Le pont de la rivière Kwaï, l’histoire d’une superproduction grandiose

Si les plus grands films du cinéaste David Lean arrivent à partir du PONT DE LA RIVIERE KWAI (DOCTEUR JIVAGO, LA FILLE DE RYAN et le chef-d’oeuvre absolu LAWRENCE D’ARABIE), il avait déjà mis en scène quelques longs-métrages sublimes (dont BREVE RENCONTRE, OLIVER TWIST ou encore LE MUR DU SON). Mais son adaptation du roman éponyme de Pierre Boulle va lui ouvrir les portes de la gloire.

Une adaptation compliquée

L’action se déroule durant la Seconde Guerre mondiale, pendant l’épisode tragique des marches forcées organisées par l’armée japonaise. Des prisonniers anglais sont conduits au-delà de leurs

forces, sur les bords de la rivière Kwaï, en Birmanie. Là, ils participent, malgré eux, à la construction d’un pont de bois à portée stratégique. Carl Foreman, scénariste du TRAIN SIFFLERA TROIS FOIS, découvre le roman de Boulle et décide rapidement d’en tirer un scénario. Lorsque David Lean arrive sur le projet, le script ne lui plaît guère. Il décide alors de le remanier avec l’aide de Norman Spencer, son producteur sur ses trois précédents films. Mais cette relation va mettre en évidence quelques tensions…

En effet, LE PONT DE LA RIVIERE KWAÏ est tout d’abord un projet de Sam Spiegel qui a décidé de produire le film sous sa société Horizon Pictures (associée à la major, COLUMBIA PICTURES). Lean a d’ailleurs signé un contrat avec Spiegel qui n’a pas vraiment envie de partager la production avec un autre. Spencer sera donc simplement crédité en tant qu’assistant tandis que d’autres tensions éclatent entre Foreman et Lean. En désaccord sur l’histoire à raconter, ils n’auront de cesse de remanier encore et encore le script pour que celui-ci soit conforme à une vision uniforme. Il faut dire que le cinéaste n’est pas des plus sympathiques envers les scénaristes puisque Spiegel engagera un autre auteur, Calder Willingham, qui ne restera que quinze jours car Lean le déteste !

Une superproduction faramineuse

Dans le rôle du commandant Shears, c’est d’abord Cary Grant qui est envisagé, avant que William Holden ne soit finalement choisi. Lauréat récent de l’Oscar du meilleur acteur pour sa prestation dans STALAG 17, il va toucher un pactole d’un million de dollars plus un intérêt sur les recettes ! Du jamais vu à l’époque. Pour interpréter Nicholson, la production a diverses idées comme Charles Laughton et Ronald Colman. Ce sera finalement Alec Guiness qui se laisse convaincre par Spiegel que le rôle est fait pour lui (alors que l’acteur n’aime pas beaucoup le personnage). Grand bien lui a pris d’accepter : il va obtenir l’oscar du meilleur acteur pour son rôle.

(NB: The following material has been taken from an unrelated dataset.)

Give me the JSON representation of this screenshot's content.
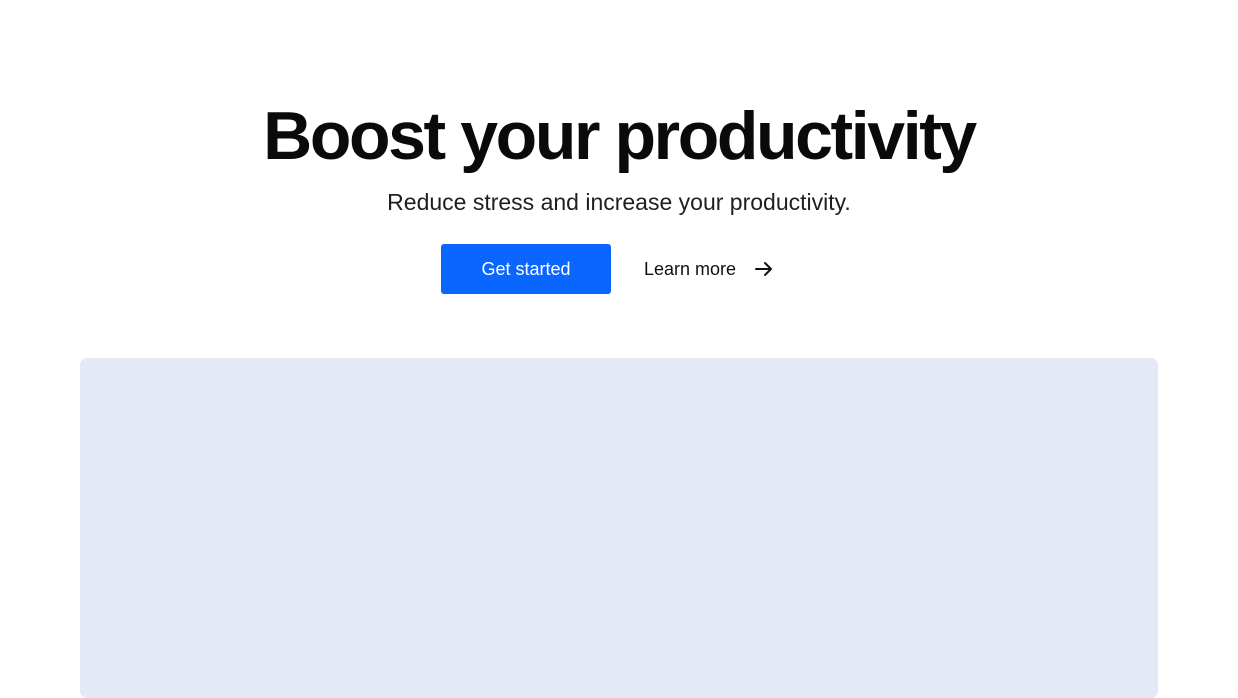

Production dantesque, décors faramineux, LE PONT DE LA RIVIERE KWAÏ est une superproduction exceptionnelle. Comme cette fameuse BO, indissociable du film. David Lean propose lui-même que LA MARCHE DU COLONEL BOGEY soit utilisée par les prisonniers. Conscient malgré tout qu’il sera limité par la censure, il a cette idée qui restera profondément ancrée dans l’imaginaire collectif : le cinéaste propose qu’ils la sifflent. Personne n’est d’accord avec lui, arguant le fait que cette mélodie n’aura aucun impact sur le public. Sûr de lui, Lean s’impose, convaincu du bien-fondé de son intuition. Le compositeur Malcolm Arnold va alors se baser sur cette mélodie pour mettre en boîte une  » contre-marche  » qui s’accordera avec les sifflets. Cela deviendra LA MARCHE DE LA RIVIERE KWAÏ, l’une des plus célèbres compositions de l’Histoire du cinéma.

Le film est en réalité la mise en confrontation de deux civilisations antagonistes, à travers deux de leurs représentants incarnés par Alec Guiness donc et le vétéran Sessue Hayakawa qui joue le colonel Saïto. Cette superproduction a participé, à l’époque, au renouvellement du spectacle cinématographique qui, par la couleur, l’écran large et l’ampleur de la mise en scène, tente freiner la montée en puissance de la télévision. LE PONT DE LA RIVIERE KWAÏ sera un immense succès, couronné de 7 oscars et réunissant 13 481 750 spectateurs dans les salles françaises en 1957.